Automated, on-demand benchmarking of Android Gradle builds with Github Actions
Slow build speeds are not unfamiliar to us Android Developers. It specifically becomes a nuisance when your codebase is large. Nowadays Kotlin is the preferred choice of development language for many developers(including myself). Since Kotlin is known to have larger build times then Java it becomes even more important keep a tab on those build times.
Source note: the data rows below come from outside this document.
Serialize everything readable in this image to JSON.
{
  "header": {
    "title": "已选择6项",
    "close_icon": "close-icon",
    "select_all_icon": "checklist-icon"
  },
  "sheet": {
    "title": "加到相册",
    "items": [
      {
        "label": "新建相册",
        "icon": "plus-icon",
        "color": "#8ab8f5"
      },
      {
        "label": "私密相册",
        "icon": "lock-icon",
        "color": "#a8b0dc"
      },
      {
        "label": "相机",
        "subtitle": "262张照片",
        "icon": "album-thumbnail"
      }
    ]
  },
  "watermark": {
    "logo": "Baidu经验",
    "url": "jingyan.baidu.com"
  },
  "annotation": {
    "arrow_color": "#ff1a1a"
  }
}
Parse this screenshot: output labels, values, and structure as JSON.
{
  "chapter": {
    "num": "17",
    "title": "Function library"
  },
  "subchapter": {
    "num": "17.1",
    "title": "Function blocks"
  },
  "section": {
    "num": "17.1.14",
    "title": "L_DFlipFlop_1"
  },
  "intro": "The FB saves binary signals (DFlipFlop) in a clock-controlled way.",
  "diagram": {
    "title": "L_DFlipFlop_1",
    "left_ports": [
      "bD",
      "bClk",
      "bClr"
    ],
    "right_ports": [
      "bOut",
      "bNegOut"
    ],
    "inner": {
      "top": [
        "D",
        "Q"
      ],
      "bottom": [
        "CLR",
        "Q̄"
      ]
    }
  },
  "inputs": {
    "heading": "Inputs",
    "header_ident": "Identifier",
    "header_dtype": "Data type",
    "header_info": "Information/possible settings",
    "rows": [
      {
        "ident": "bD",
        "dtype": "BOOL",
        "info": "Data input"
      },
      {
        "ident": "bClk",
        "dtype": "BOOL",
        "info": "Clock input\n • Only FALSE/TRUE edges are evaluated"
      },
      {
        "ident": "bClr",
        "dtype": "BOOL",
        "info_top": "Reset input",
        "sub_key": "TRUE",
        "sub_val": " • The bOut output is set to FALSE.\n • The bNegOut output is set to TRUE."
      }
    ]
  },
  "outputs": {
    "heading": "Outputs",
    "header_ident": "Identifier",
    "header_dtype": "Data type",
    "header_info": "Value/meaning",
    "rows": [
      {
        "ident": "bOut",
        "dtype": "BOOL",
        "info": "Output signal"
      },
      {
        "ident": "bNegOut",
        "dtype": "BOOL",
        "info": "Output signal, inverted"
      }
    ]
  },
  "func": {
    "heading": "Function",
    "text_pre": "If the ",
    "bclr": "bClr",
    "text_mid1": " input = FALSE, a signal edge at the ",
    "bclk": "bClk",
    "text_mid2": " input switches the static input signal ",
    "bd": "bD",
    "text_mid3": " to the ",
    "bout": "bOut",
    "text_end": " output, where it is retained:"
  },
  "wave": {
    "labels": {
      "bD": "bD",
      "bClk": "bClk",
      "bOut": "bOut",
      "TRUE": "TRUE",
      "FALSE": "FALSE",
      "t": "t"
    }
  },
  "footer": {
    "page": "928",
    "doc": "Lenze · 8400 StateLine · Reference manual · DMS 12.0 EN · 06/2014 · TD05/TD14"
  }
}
There are many build performance optimizations techniques and tutorials are available out there that one can apply to keep build speeds in check. However, one also needs to measure the efficacy of those optimizations. Benchmarking builds after every change can be a tedious and time-consuming task, again, especially for larger codebases. That’s where gradle-profiler and Github Actions come to our rescue.
In this article, I will explain how I built an automated, on-demand build benchmarking workflow using Github Actions. I specifically chose to make workflow on-demand and not continuous because it is unnecessary and suboptimal from a costing and carbon perspective. Ideally, you would want to check build times when you have introduced a new library, or changed some Gradle configuration or version, or did some refactor effort for modularisation, etc. It can also be determined at the time of code review whether a changeset can affect build speeds. That’s just my opinion though, I will also show how to run benchmarks on a continuous basis as well. Let’s begin.
About Github Actions
A lot has already been written about Github Actions integration with Android builds, but, for the sake of completeness I would like to put my interpretation in simple words. Github actions essentially provide you command-line access to a fresh computer with an operating system of your choice. You can program this computer via YML based workflow script. You can download your code on this computer, do a bunch of stuff with it, and then, you can also upload results back to your Github repository. You can even send them to your server via APIs and upload them to your Slack team. Possibilities are limitless when you have a whole machine to fiddle with :). What I like about this approach is reproducibility, because, every-time your workflow runs it starts on a fresh instance, hence the environment always remains constant.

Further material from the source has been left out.